For reasons also explained herein, Bayern wore a mashup of red home shirt, red home socks and blue and yellow shorts from a once-worn Brazil-styled change kit, which, under Udo Lattek, had become go-to change shorts in as official a capacity as things could be in the late 1980s. The game was lost, Lattek departed, and the shorts could finally enjoy a well-earned retirement.
But how would Bayern fans today feel about blue shorts had Bayern won the European Cup in 1987? The Butterfly Effect and The Simpons’ ‘Treehouse of Horror V’ both demonstrated how things can go haywire when you change history, but we’ll use a little artistic licence and say everything else stayed the same.
Not only could Bayern fans have embraced the blue shorts, but in 2016-17, Bayern could have found themselves in a tribute kit to celebrate the 30th anniversary of the triumph – in the season of victory, not merely, and temporarily, the year, as it should always be.
It’d be a subtle change, but the 2016 shirt could rotate the horizontally-ribbed effect 45 degrees to nod to the inspirational version’s diagonal jacquard shadow pattern – seen again on Sweden’s kit for the last World Cup – keep the side-of-torso stripes, but change them to white-yellow-white, and repeat on the newly light blue shorts for continuity.

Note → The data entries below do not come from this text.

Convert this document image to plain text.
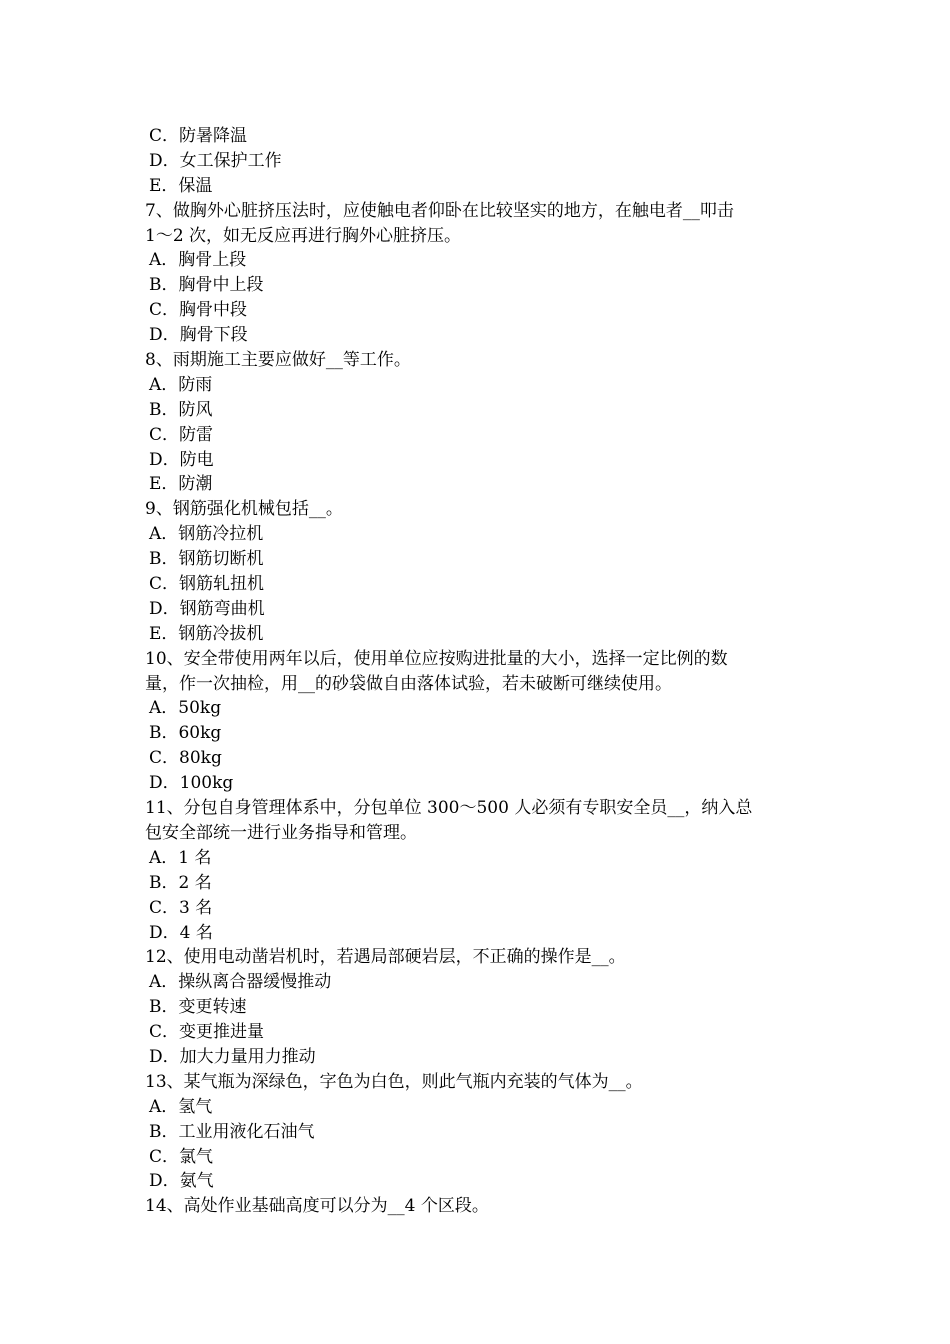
C．防暑降温
D．女工保护工作
E．保温
7、做胸外心脏挤压法时，应使触电者仰卧在比较坚实的地方，在触电者__叩击
1～2 次，如无反应再进行胸外心脏挤压。
A．胸骨上段
B．胸骨中上段
C．胸骨中段
D．胸骨下段
8、雨期施工主要应做好__等工作。
A．防雨
B．防风
C．防雷
D．防电
E．防潮
9、钢筋强化机械包括__。
A．钢筋冷拉机
B．钢筋切断机
C．钢筋轧扭机
D．钢筋弯曲机
E．钢筋冷拔机
10、安全带使用两年以后，使用单位应按购进批量的大小，选择一定比例的数
量，作一次抽检，用__的砂袋做自由落体试验，若未破断可继续使用。
A．50kg
B．60kg
C．80kg
D．100kg
11、分包自身管理体系中，分包单位 300～500 人必须有专职安全员__，纳入总
包安全部统一进行业务指导和管理。
A．1 名
B．2 名
C．3 名
D．4 名
12、使用电动凿岩机时，若遇局部硬岩层，不正确的操作是__。
A．操纵离合器缓慢推动
B．变更转速
C．变更推进量
D．加大力量用力推动
13、某气瓶为深绿色，字色为白色，则此气瓶内充装的气体为__。
A．氢气
B．工业用液化石油气
C．氯气
D．氨气
14、高处作业基础高度可以分为__4 个区段。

A kit which looks back whilst not jarring as much as the doomed muse. What could have been.
Jay also had another request which was a lot more radical – that of an Ajax kit using the the 1991-92 Luton Town design.
Ajax did actually have Umbro at the time but in a more sedate style – so traditional were the club that there was a backlash against having the adidas stripes on the kit during the early 2000s.